55 Views Asked by At

For this data in a packed field: ONE|TWO|THREE|FOUR|FIVE|SIX|SEVEN|EIGHT|NINE|TEN|ELEVENTHEBAND|TWELVE

I have this regexp: REGEXP_SUBSTR(the_packed_field_column , '((|)([[:alpha:] ]*)(|))' , 1 , 1) <--gives the expected result of TWO

but this regexp gives a result of |FOUR| REGEXP_SUBSTR(the_packed_field_column , '((|)([[:alpha:] ]*)(|))' , 1 , 2)

What SQL will work to split out specific values with no surprises?

UPDATE - with a great assist from blhsing and Gary_W I have this solved. Again, the challenge is to parse specific values out of a packed field with pipe delimiter:

ONE|TWO|THREE|FOUR|FIVE|SIX|SEVEN|EIGHT|NINE|TEN|ELEVEN_THE_BAND|TWELVE

but can also be: ONE|TWO||||SIX||EIGHT||TEN|ELEVEN_THE_BAND|TWELVE

might even be: ONE|TWO||||||||||TWELVE

For anyone who needs the REGEXP to parse a value out of a packed field with pipe delimiter, this is the basic pattern for all but the last:

'([[:alpha:]_]*)(|)' <--- in English this is: zero or more alpha characters plus also a _, then a literal pipe (wow - annoying - StackOverflow took out the backslash that makes it a literal pipe)
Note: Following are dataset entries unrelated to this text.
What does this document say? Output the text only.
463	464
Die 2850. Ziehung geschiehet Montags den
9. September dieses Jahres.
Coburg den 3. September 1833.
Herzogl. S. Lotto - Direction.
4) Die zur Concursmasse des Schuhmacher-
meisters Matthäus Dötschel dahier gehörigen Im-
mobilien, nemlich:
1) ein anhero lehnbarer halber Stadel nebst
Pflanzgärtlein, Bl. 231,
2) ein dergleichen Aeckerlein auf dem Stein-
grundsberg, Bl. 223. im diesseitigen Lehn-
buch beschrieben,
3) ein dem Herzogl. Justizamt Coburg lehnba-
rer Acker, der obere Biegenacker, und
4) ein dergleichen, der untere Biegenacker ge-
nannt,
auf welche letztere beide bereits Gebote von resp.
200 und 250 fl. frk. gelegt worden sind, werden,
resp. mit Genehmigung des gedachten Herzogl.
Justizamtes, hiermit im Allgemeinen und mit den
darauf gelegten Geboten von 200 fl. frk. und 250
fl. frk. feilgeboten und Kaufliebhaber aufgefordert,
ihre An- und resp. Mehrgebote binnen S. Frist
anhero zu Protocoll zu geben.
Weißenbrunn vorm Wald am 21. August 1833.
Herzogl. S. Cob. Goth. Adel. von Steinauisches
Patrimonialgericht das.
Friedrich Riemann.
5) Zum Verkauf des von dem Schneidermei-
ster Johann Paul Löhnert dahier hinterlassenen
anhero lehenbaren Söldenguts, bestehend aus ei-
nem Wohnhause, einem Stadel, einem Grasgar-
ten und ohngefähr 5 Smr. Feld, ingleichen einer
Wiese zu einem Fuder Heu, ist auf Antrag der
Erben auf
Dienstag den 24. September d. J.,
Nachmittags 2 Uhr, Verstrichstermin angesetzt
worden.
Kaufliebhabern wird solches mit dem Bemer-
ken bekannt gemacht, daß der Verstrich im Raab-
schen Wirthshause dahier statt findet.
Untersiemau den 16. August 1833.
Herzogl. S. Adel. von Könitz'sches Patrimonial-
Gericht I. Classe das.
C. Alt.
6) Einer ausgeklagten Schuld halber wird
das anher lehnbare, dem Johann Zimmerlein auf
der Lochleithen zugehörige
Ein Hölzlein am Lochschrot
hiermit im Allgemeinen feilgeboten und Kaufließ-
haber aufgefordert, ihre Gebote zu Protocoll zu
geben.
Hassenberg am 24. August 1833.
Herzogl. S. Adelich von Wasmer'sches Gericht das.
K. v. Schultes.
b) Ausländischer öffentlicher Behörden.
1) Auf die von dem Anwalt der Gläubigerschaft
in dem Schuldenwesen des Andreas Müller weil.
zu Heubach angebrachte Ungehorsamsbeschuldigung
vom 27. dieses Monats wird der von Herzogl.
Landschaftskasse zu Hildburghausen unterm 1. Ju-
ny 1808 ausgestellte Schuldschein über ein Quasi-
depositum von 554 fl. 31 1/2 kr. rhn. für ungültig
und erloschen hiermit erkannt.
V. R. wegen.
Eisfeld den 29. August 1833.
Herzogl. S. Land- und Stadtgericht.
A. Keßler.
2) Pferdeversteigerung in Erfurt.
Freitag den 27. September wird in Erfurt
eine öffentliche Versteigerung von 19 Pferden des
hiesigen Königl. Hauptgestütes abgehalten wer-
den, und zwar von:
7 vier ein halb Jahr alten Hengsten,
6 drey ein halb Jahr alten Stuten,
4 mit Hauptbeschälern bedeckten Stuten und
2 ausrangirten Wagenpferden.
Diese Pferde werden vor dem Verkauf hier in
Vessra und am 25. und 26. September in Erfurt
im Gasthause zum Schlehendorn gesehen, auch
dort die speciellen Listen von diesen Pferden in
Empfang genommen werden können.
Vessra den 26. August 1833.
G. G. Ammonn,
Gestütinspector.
giving you this REGEXP_SUBSTR for the first eleven REGEXP_SUBSTR(the_column , '([[:alpha:]_]*)(|)' , 1 , n)

might also be REGEXP_SUBSTR(the_column , '([[:alpha:]_[:digit:]]*)(|)' , 1 , n)

the last one, TWELVE in this example, gets a slightly different pattern: '(backslash|)([[:alpha:]_]*)' , 1 , 11) <--- typed "backslash" because StackOverflow took out the \ that I typed (what??)

huge credit to anybody who knows how to exclude the pipe delimiters in the regexp, I had to do a REPLACE '|', ''

2

There are 2 best solutions below

2
blhsing On

Your regex includes both a leading pipe and a trailing pipe, so each match consumes two pipes, the latter of which should belong to the next token.

For the purpose of selecting the n-th word from a given string, matching a sequence of alphabets should be enough:

REGEXP_SUBSTR(the_packed_field_column, '[[:alpha:]]+' , 1 , 3)

which gives you:

THREE

Demo: https://www.mycompiler.io/view/JmZrhY2ugP8

0
Gary_W On

If you are using Oracle, use this form of REGEXP_SUBSTR() which handles NULL elements. For more information, see this post

REGEXP_SUBSTR(the_packed_field_column, '(.*?)(\||$)', 1 , 3, NULL, 1)

The regex returns the 3rd instance of an optional set of characters followed by a literal pipe or the end of the line. Then, returns the first group of that 3rd set. If a previous element is NULL, you will still get the 3rd element.